Since the start of the year, two teenagers have been killed because of gun violence. Kintae Lark, South Bend youth advocate, said enough is enough.

Lark went on Facebook with this post Saturday morning:

On Friday, Tysiona Crawford, 17, died at a South Bend hospital after suffering from a gunshot wound. In early January, D’Angelo Jennings, 17, was shot to death inside a home on Johnson Street.

“It’s not necessarily about me or what I can do it’s about us and what we can do as a community to reach out to our young people,” said Lark. “They’re grieving, they’re hurting, they’re crying, they’re going through a lot and they don’t even understand why.”

Lark said all that young people in South Bend know is that their friends are dying. He said, for as long as he needs to, he’ll be busing young men to and from church on Sundays to keep them off the streets.

“I think I was your age when I was like looking at some people in my family people that’s out there,” he said. “The relationships and a lot of abuse, a lot of different dysfunctions, I’m like ‘Oh my gosh, I don’t want to grow up and be like that.’”

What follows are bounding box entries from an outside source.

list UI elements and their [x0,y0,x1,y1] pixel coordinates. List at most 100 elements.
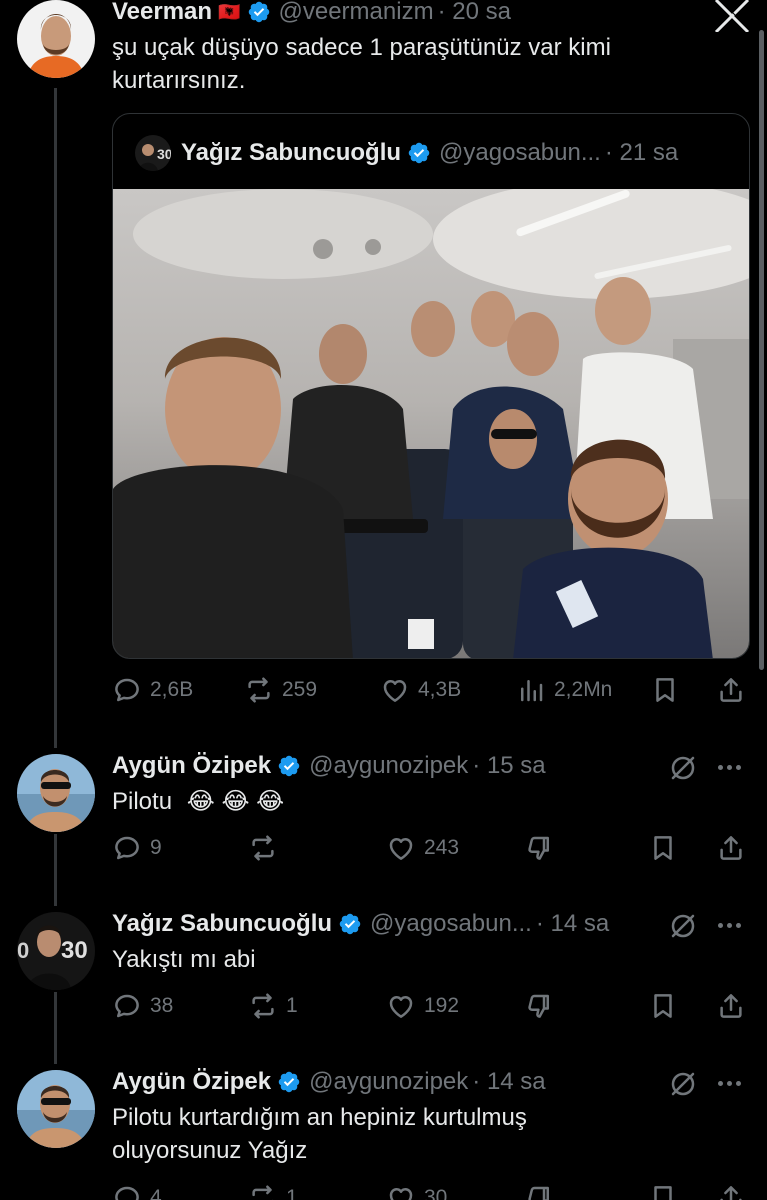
repost-icon [244,675,274,705]
tweet-text-line: şu uçak düşüyo sadece 1 paraşütünüz var … [112,34,611,61]
dislike-button[interactable] [524,990,554,1022]
reply-author-name[interactable]: Yağız Sabuncuoğlu [112,910,332,938]
more-dot [718,1081,723,1086]
thread-line [54,834,57,906]
reply-actions: 38 1 192 [112,990,752,1022]
repost-button[interactable]: 259 [244,674,317,706]
quoted-tweet[interactable]: 30 Yağız Sabuncuoğlu @yagosabun... · 21 … [112,113,750,659]
more-dot [718,765,723,770]
verified-badge-icon [247,0,271,24]
avatar-yagiz[interactable]: 30 0 [17,912,95,990]
verified-badge-icon [277,1070,301,1094]
more-dot [736,923,741,928]
bookmark-button[interactable] [648,990,678,1022]
tweet-text-line: kurtarırsınız. [112,67,246,94]
grok-button[interactable] [668,1068,698,1100]
views-icon [516,675,546,705]
reply-button[interactable]: 4 [112,1182,162,1200]
laughing-emoji-icon: 😂 [221,788,250,815]
more-options-button[interactable] [718,923,741,928]
reply-author-handle[interactable]: @aygunozipek [309,752,468,780]
repost-icon [248,1183,278,1200]
repost-button[interactable] [248,832,286,864]
grok-button[interactable] [668,910,698,942]
more-options-button[interactable] [718,765,741,770]
scrollbar[interactable] [759,30,764,670]
reply-icon [112,1183,142,1200]
reply-header: Aygün Özipek @aygunozipek · 14 sa [112,1067,546,1097]
verified-badge-icon [407,141,431,165]
reply-author-name[interactable]: Aygün Özipek [112,752,271,780]
dislike-button[interactable] [524,1182,554,1200]
author-handle[interactable]: @veermanizm [279,0,434,26]
avatar-image [17,0,95,78]
share-button[interactable] [716,674,746,706]
share-button[interactable] [716,990,746,1022]
repost-icon [248,833,278,863]
share-icon [716,675,746,705]
share-button[interactable] [716,1182,746,1200]
avatar-veerman[interactable] [17,0,95,78]
reply-time[interactable]: · 14 sa [472,1068,545,1096]
reply-icon [112,833,142,863]
quoted-tweet-time: · 21 sa [604,139,679,166]
thread-line [54,88,57,748]
more-dot [736,1081,741,1086]
like-button[interactable]: 192 [386,990,459,1022]
bookmark-icon [648,833,678,863]
like-button[interactable]: 4,3B [380,674,461,706]
tweet-text: şu uçak düşüyo sadece 1 paraşütünüz var … [112,31,611,97]
svg-text:0: 0 [17,938,29,963]
bookmark-icon [648,991,678,1021]
repost-count: 259 [282,678,318,701]
reply-button[interactable]: 2,6B [112,674,193,706]
like-icon [386,833,416,863]
repost-button[interactable]: 1 [248,990,298,1022]
grok-icon [668,753,698,783]
share-button[interactable] [716,832,746,864]
like-button[interactable]: 30 [386,1182,447,1200]
dislike-button[interactable] [524,832,554,864]
avatar-image: 30 0 [17,912,95,990]
reply-author-handle[interactable]: @aygunozipek [309,1068,468,1096]
repost-icon [248,991,278,1021]
reply-time[interactable]: · 15 sa [472,752,545,780]
bookmark-icon [648,1183,678,1200]
more-dot [736,765,741,770]
tweet-time[interactable]: · 20 sa [438,0,511,26]
reply-author-handle[interactable]: @yagosabun... [370,910,532,938]
repost-count: 1 [286,1186,298,1200]
like-button[interactable]: 243 [386,832,459,864]
dislike-icon [524,1183,554,1200]
reply-count: 9 [150,836,162,859]
reply-author-name[interactable]: Aygün Özipek [112,1068,271,1096]
reply-button[interactable]: 38 [112,990,173,1022]
grok-button[interactable] [668,752,698,784]
reply-count: 4 [150,1186,162,1200]
reply-button[interactable]: 9 [112,832,162,864]
bookmark-button[interactable] [648,832,678,864]
grok-icon [668,1069,698,1099]
repost-button[interactable]: 1 [248,1182,298,1200]
avatar-aygun[interactable] [17,1070,95,1148]
like-count: 4,3B [418,678,462,701]
more-dot [727,1081,732,1086]
close-button[interactable] [712,0,752,34]
author-name[interactable]: Veerman [112,0,212,26]
albania-flag-icon: 🇦🇱 [218,1,241,22]
bookmark-button[interactable] [650,674,680,706]
reply-text-line: Pilotu kurtardığım an hepiniz kurtulmuş [112,1104,527,1131]
main-tweet-actions: 2,6B 259 4,3B 2,2Mn [112,674,752,706]
avatar-aygun[interactable] [17,754,95,832]
group-photo-airplane[interactable] [113,189,750,659]
bookmark-button[interactable] [648,1182,678,1200]
thread-line [54,992,57,1064]
dislike-icon [524,991,554,1021]
repost-count: 1 [286,994,298,1017]
like-count: 192 [424,994,460,1017]
reply-actions: 4 1 30 [112,1182,752,1200]
views-button[interactable]: 2,2Mn [516,674,612,706]
more-options-button[interactable] [718,1081,741,1086]
reply-actions: 9 243 [112,832,752,864]
reply-time[interactable]: · 14 sa [536,910,609,938]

Lark started his own cosmetology school on Chapin Street called Inspiration, what he wants to give to today’s youth. His first passenger was Mike Breashears, 13. Breashears’ mother made sure he was Lark’s first passenger.

“To keep myself from being in the streets and show me how to be a real man,” Breashears said.

While at New Horizons Outreach Ministry, Breashears was welcomed with open arms, what Lark hopes to continue with more local teens.

“Right now, young people are dying, young people are getting caught up,” Lark said.

He said the youth and gun violence has been going on for many years.

“I believe we need a shift and a turn in the direction of the mindset of people,” Lark said. “We can look at the state of our young people in and look at it in a state of a victim stand point and say, ‘Woe is us,’ or we can get up and fight.”